Die mit den Punkten haben offenbar einen bitterbösen Streit vom Zaun gebrochen (sie waren mit drei Reihen Litze voneinander getrennt, konnten also schon Kontakt aufnehmen) und sie haben dem völlig unterwürfigen Toni übel mitgespielt. Als wir da waren, konnten wir nicht mehr verhindern, dass Ole sich noch mal auf ihn gestürzt und sich laut knurrend in seinem Hals festgebissen hat. Zum Glück konnte Lui sie trennen bevor es zu ernsthafteren Verletzungen kam, aber wir sind wirklich entsetzt.
Weil der Johnny nur weg wollte - er hat die ranghohe Position der anderen nie in Frage gestellt und wollte ihnen voller Angst aus dem Weg gehen, aber sie haben ihn, als hätten sie sich abgesprochen, von vorne und hinten an einer blöden Stelle eingekesselt, sodass er keine Chance hatte zu entkommen.
Mir ist unbegreiflich, warum sich Pferde so verhalten, wo doch die Rangordnung gar nicht bedroht war. Dass es mal Prügeleien gibt und Rangordnungskämpfe, die auch ausdiskutiert werden müssen, ist klar. Aber das war als wäre der Ole in einem regelrechten Blutrausch, als wollte er ihn umbringen.
Eine Schlüsselrolle scheint hier der Beppi zu spielen, der das Ganze deutlich angeheizt hat und offenbar die treibende Kraft ist.
Deshalb wird er sich nun endgültig von seinen Kronjuwelen verabschieden - wir warten bereits auf einen Termin für die Kastration, sobald es die Fliegen-Situation zulässt.
Bis dahin wird es erst mal keine Versuche zur Vergesellschaftung geben. Wir haben wieder eine 3m breite Pufferzone eingerichtet, sodass die Pferde auch keinen Kontakt über den Zaun mehr haben können. Jetzt werden wir die Zeit nutzen, um die drei kontrolliert in Kontakt zu bringen - zum Beispiel bei der Arbeit auf dem Reitplatz, Spaziergängen oder beim Grasen an der Longe. Sie auf der Koppel sich selbst zu überlassen, können wir erst mal nicht verantworten.
Jetzt müssen erst mal Tonis viele kleine Wunden (siehe Bilder) verheilen und der Gute darf sich in Ruhe erholen...
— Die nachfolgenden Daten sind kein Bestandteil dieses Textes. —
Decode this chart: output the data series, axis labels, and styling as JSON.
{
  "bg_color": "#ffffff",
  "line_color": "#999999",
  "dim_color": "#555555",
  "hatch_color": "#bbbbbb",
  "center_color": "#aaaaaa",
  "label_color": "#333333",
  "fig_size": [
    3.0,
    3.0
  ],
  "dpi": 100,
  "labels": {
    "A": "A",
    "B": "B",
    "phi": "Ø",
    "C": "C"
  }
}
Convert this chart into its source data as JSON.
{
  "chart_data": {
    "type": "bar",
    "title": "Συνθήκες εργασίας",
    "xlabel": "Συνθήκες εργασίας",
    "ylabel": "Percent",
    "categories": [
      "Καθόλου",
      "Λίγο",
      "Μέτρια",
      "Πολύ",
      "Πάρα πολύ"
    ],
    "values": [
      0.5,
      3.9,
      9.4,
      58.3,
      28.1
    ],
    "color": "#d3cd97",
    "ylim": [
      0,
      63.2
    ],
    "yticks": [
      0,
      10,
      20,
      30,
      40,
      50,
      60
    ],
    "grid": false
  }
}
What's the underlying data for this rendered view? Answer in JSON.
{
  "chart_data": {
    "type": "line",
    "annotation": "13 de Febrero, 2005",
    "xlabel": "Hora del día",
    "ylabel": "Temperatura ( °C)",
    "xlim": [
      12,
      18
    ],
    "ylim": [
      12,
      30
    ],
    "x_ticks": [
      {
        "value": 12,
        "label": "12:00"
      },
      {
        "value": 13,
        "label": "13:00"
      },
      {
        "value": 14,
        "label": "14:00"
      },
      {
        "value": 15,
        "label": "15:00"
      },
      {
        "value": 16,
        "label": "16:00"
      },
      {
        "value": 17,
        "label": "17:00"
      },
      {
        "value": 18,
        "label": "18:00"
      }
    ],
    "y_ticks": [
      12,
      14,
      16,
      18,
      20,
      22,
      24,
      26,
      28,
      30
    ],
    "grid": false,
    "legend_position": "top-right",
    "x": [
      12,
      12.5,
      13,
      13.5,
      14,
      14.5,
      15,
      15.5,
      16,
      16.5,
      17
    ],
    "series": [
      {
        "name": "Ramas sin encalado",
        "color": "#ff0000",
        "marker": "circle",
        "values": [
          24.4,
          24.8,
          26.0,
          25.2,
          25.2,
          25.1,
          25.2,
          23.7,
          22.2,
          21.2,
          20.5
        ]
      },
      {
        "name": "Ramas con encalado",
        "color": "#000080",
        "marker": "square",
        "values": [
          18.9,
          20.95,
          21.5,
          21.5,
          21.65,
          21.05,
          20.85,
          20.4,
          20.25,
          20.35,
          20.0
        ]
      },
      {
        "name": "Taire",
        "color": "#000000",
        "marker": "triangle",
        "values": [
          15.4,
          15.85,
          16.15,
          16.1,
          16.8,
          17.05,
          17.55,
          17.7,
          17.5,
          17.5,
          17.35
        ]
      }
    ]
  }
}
18. August  -  Herzlich Willkommen, Tornado! 

Es gibt große Neuigkeiten bei den Jungs - sie haben einen neuen Kumpel bekommen.
"Tornado" (über 'Tonni' sind wir grade bei 'Johnny' gelandet) gehört dank Volker jetzt Lui :)
Er ist ein lieber vierjähriger Kaltblut x Schweres Warmblut Mix, kommt als Polen, wo er schon gefahren wurde und soll für Lui ein verlässliches Freizeitpferd werden. 
Für ein Kaltblut ist er sehr gehfreudig und zeigt schöne und elegante Bewegungen mit einer überraschend aktiven Hinterhand. Auch die Tierärztin der Ankaufsuntersuchung und ihre Helfer waren ganz schön begeistert vom Tönnchen.
Hier zwei Bilder von der AKU in der Klinik an der Rennbahn in Baden-Baden.


Willkommen zu Hause und herzlichen Glückwunsch, Lui, zu diesem tollen Pferd!